Sunday, September 20, 2015

The Solution to Malaysia’s Haze Problem is Simple

Forest fires used to be very rare in South East Asia. In the 70’s and 80’s, during my schooling years there was no such thing as the annual haze. I remember in the late 80’s and 90’s you could see the sun occasionally covered by an ever so slight haze. It is nothing like what it is nowadays. For the most part of the 90’s I lived in as far as one can be from constraining pollution–the Hawaiian island of Kauai. When I came back to Malaysia in 2002 I got reacquainted with the haze as a season.

August through October, the driest months in Malaysia are also its haziest. We have learned not to bother complaining about it, to just live with it and walk around with a surgeons mask on especially acrid days. Every so many years, as in El Nino years, the haze gets so hazardous that the government has to shut down schools and advise people not to go out as politicians come out to speak about curing the problem once and for all–until the next year.

There is a city in there

This year El Nino is up and at it again. The haze has caused a nationwide shutdown of schools though for only one day but we are hoping that the worst is over. I live in the Klang Valley and yesterday after living through a two week blanket of haze and dry weather it rained for a whole day. What a relief. The not so great news is that the rains were the result of days of cloud seeding not the inter monsoon rains that anyway should be disrupted by El Nino. While the Met department is predicting that the the haze will abate, the dryness that El Nino is going to cause this year may be just beginning.

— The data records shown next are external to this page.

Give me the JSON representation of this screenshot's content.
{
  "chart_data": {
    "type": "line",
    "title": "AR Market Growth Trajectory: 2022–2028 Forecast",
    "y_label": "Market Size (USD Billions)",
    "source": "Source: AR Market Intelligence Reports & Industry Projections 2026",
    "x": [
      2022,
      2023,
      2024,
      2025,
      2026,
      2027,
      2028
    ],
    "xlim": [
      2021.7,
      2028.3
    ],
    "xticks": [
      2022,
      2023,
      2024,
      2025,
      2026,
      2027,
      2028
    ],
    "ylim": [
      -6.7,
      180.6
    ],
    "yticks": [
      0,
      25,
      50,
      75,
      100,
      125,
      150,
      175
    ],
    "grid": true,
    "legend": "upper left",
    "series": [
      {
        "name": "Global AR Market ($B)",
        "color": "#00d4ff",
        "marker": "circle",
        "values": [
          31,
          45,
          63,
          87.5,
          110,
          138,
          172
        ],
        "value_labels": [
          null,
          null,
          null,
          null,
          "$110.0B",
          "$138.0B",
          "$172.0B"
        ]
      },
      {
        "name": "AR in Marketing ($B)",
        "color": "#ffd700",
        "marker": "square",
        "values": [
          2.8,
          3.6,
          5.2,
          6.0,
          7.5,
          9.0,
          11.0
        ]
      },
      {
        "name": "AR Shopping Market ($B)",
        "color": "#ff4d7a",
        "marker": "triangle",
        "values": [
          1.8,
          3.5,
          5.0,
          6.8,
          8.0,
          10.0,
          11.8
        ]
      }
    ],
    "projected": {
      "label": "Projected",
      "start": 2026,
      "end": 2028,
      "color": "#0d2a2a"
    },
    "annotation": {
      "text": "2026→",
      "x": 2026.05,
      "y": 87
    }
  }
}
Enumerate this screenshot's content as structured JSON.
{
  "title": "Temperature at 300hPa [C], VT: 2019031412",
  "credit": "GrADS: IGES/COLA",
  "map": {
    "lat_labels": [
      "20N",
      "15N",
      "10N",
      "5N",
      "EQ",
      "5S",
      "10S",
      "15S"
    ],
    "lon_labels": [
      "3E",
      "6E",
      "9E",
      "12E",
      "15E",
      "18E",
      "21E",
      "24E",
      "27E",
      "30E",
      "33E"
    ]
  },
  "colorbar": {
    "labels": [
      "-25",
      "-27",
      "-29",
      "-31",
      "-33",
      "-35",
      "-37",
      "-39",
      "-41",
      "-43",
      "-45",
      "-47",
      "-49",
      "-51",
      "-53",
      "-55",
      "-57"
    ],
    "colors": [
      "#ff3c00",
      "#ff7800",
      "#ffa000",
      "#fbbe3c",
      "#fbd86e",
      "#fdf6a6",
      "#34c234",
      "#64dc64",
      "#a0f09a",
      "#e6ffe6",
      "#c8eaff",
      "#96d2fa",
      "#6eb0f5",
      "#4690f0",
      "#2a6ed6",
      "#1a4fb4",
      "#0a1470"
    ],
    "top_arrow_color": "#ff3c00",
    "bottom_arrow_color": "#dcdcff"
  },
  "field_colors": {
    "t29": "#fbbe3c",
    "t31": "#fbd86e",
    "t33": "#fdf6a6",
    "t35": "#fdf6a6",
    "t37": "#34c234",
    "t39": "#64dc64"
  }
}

Kids nevertheless know how to have fun when schools out

The annual haze in South East Asia is attributed directly to agriculture. Slash and burn farming is still the cheapest way to clear land for new crop. The main haze contributing crop that is cleared are old growth oil palm–which are big trees. Once the trees are felled and the trunk hauled off for fibre boarding the left over leaves, trunk and root are set ablaze. The main culprits of these fires are small holder farms but because of the lack of enforcement many also believe that the big conglomerate farms are in on the action. On especially dry years like this year, these ‘agri’ fires spark off the forest peat which magnifies the problem.

Agri Slash and Burn

In nature tropical forest peat rarely catch fire, in fact forest fires in the equatorial tropics rarely occur because of peat. The peaty forest beds act as water sinks that prevent fires spreading unlike the forest fires in the temperate forests. Forest fires are also not a natural part of the equatorial ecosystem as it is in the pine forests. In the tropics, large farms need good drainage, the need for this drainage causes the peat in adjoining forest to dry out. When lit peat fires are very difficult and dangerous to put out as it is essentially fire below the surface that creeps at very high temperatures. Water bombing usually doesn’t do much. Incessant monsoon rains that usually get going towards the end of September is the cure. If El Nino interrupts these rains the peat will just have to burn out and the worst of the haze may be yet on the horizon.

Forest Peat on Fire

What strikes me about this haze problem is its scale. It seems so much foliage is burnt that it contributes annually to about 13% of CO2 increase and the resulting smoke blankets thousands of square kilometres engulfing nations for months.Even recent volcanic eruptions pale in comparison. Of course all this burning is renewable as the net CO2 increase will be reabsorbed by replanting what is burnt in a few years. So why not energy companies take advantage of this annual human endeavour and buy the bio mass on the cheap and run power plants instead of using coal. I am sure the volume of growth can last power plants until the next cycle and smoke from the burn can be captured and used by chemical industries and fertiliser plants. Is such an idea far fetched? Its probably easy to implement with the resources that power companies have available to them. Ultimately is about giving up the addiction to coal and crude–that’s as difficult as telling the farmers not to slash and burn.